Openbaarmaking inspectiegegevens Wav

4. De rechtbank stelt vast dat eiser geen zelfstandige beroepsgronden heeft gericht tegen het openbaar maken van de inspectiegegevens in het kader van de Wav.

Wav-boete

Overtreding

5. Eiser betoogt primair dat verweerder zich ten onrechte op het standpunt heeft gesteld dat eiser artikel 18 van de Wav heeft overtreden. De betrokken werknemers zijn in dienst getreden vóór 1 januari 2014, de datum van publicatie van de nieuwe voorschriften volgens welke het loon maandelijks en giraal moest worden uitbetaald. Die voorschriften zijn daarom niet van toepassing op de desbetreffende werknemers, mede in het licht van Vreemdelingenbesluit art. 3.103 volgens welke bepaling het recht dat geldt op het moment van de aanvraag van toepassing blijft.
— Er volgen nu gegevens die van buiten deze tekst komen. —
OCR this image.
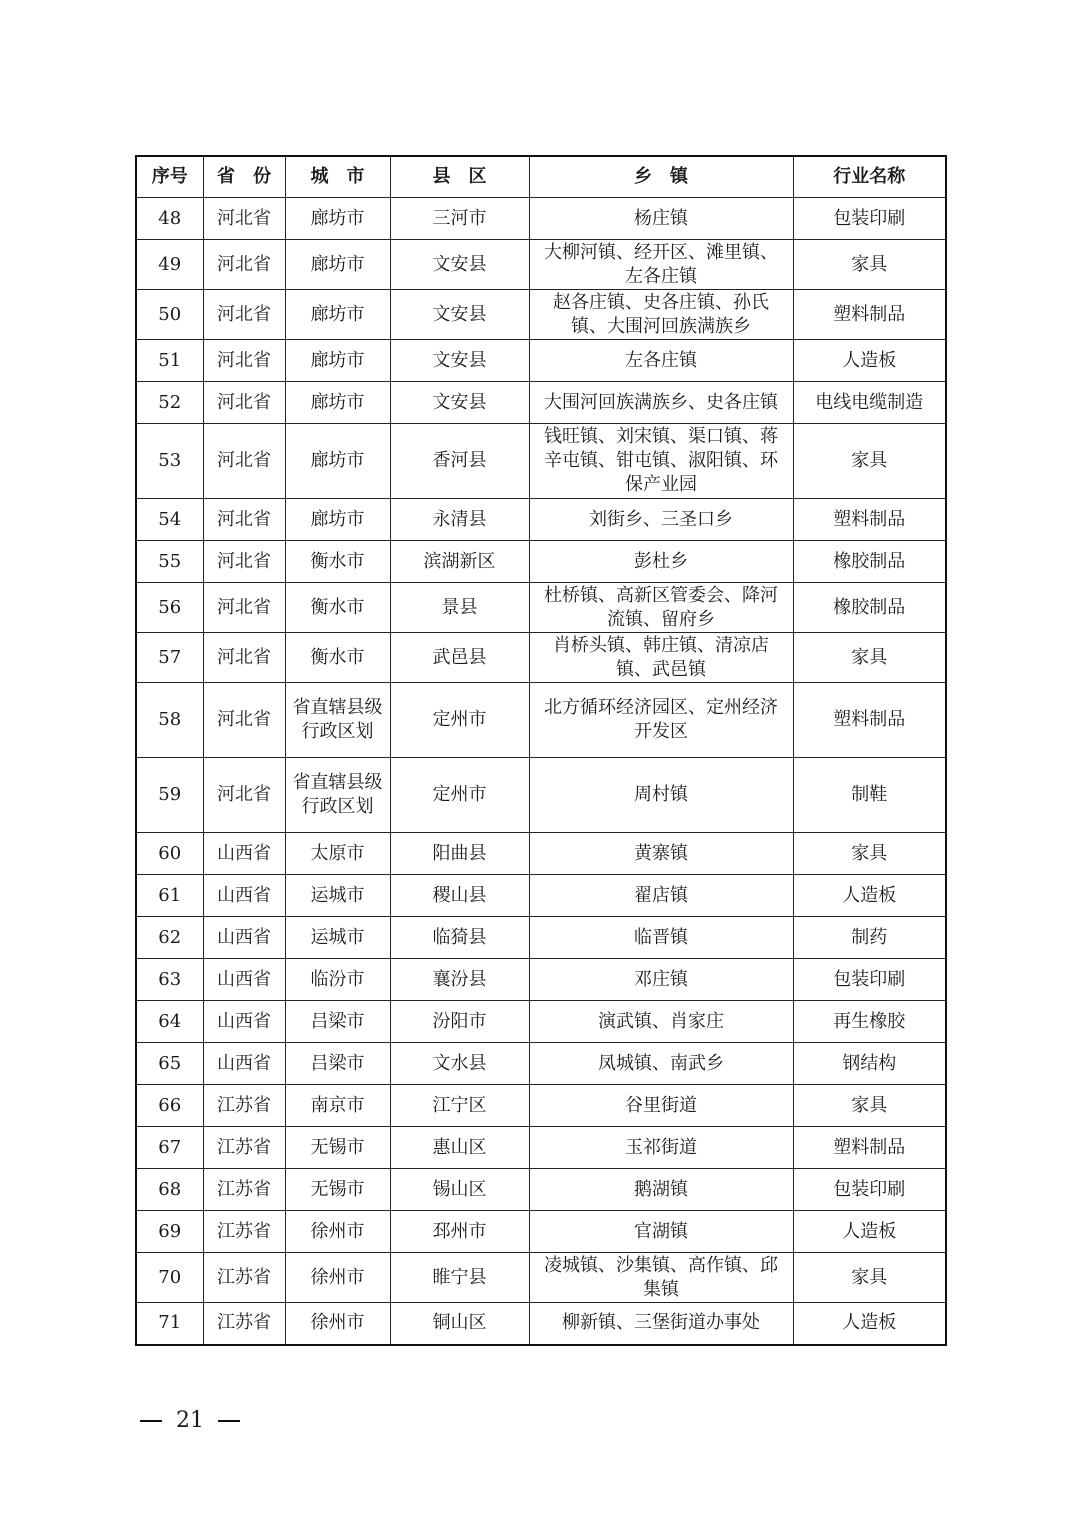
序号	省　份	城　市	县　区	乡　镇	行业名称
48	河北省	廊坊市	三河市	杨庄镇	包装印刷
49	河北省	廊坊市	文安县	大柳河镇、经开区、滩里镇、左各庄镇	家具
50	河北省	廊坊市	文安县	赵各庄镇、史各庄镇、孙氏镇、大围河回族满族乡	塑料制品
51	河北省	廊坊市	文安县	左各庄镇	人造板
52	河北省	廊坊市	文安县	大围河回族满族乡、史各庄镇	电线电缆制造
53	河北省	廊坊市	香河县	钱旺镇、刘宋镇、渠口镇、蒋辛屯镇、钳屯镇、淑阳镇、环保产业园	家具
54	河北省	廊坊市	永清县	刘街乡、三圣口乡	塑料制品
55	河北省	衡水市	滨湖新区	彭杜乡	橡胶制品
56	河北省	衡水市	景县	杜桥镇、高新区管委会、降河流镇、留府乡	橡胶制品
57	河北省	衡水市	武邑县	肖桥头镇、韩庄镇、清凉店镇、武邑镇	家具
58	河北省	省直辖县级行政区划	定州市	北方循环经济园区、定州经济开发区	塑料制品
59	河北省	省直辖县级行政区划	定州市	周村镇	制鞋
60	山西省	太原市	阳曲县	黄寨镇	家具
61	山西省	运城市	稷山县	翟店镇	人造板
62	山西省	运城市	临猗县	临晋镇	制药
63	山西省	临汾市	襄汾县	邓庄镇	包装印刷
64	山西省	吕梁市	汾阳市	演武镇、肖家庄	再生橡胶
65	山西省	吕梁市	文水县	凤城镇、南武乡	钢结构
66	江苏省	南京市	江宁区	谷里街道	家具
67	江苏省	无锡市	惠山区	玉祁街道	塑料制品
68	江苏省	无锡市	锡山区	鹅湖镇	包装印刷
69	江苏省	徐州市	邳州市	官湖镇	人造板
70	江苏省	徐州市	睢宁县	凌城镇、沙集镇、高作镇、邱集镇	家具
71	江苏省	徐州市	铜山区	柳新镇、三堡街道办事处	人造板
21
Tijdens de onderzoeksperiode voldeed eiser wel degelijk aan de kennismigrantenregeling. Verweerder is bij de toetsing aan het looncriterium 2012 ten onrechte uitgegaan van het maandloon en de girale uitbetaling van het loon. Daarbij wijst eiser op de uitspraak van de Afdeling bestuursrechtspraak van de Raad van State (Afdeling) van 15 februari 2017, ECLI:NL:RVS:2017:413.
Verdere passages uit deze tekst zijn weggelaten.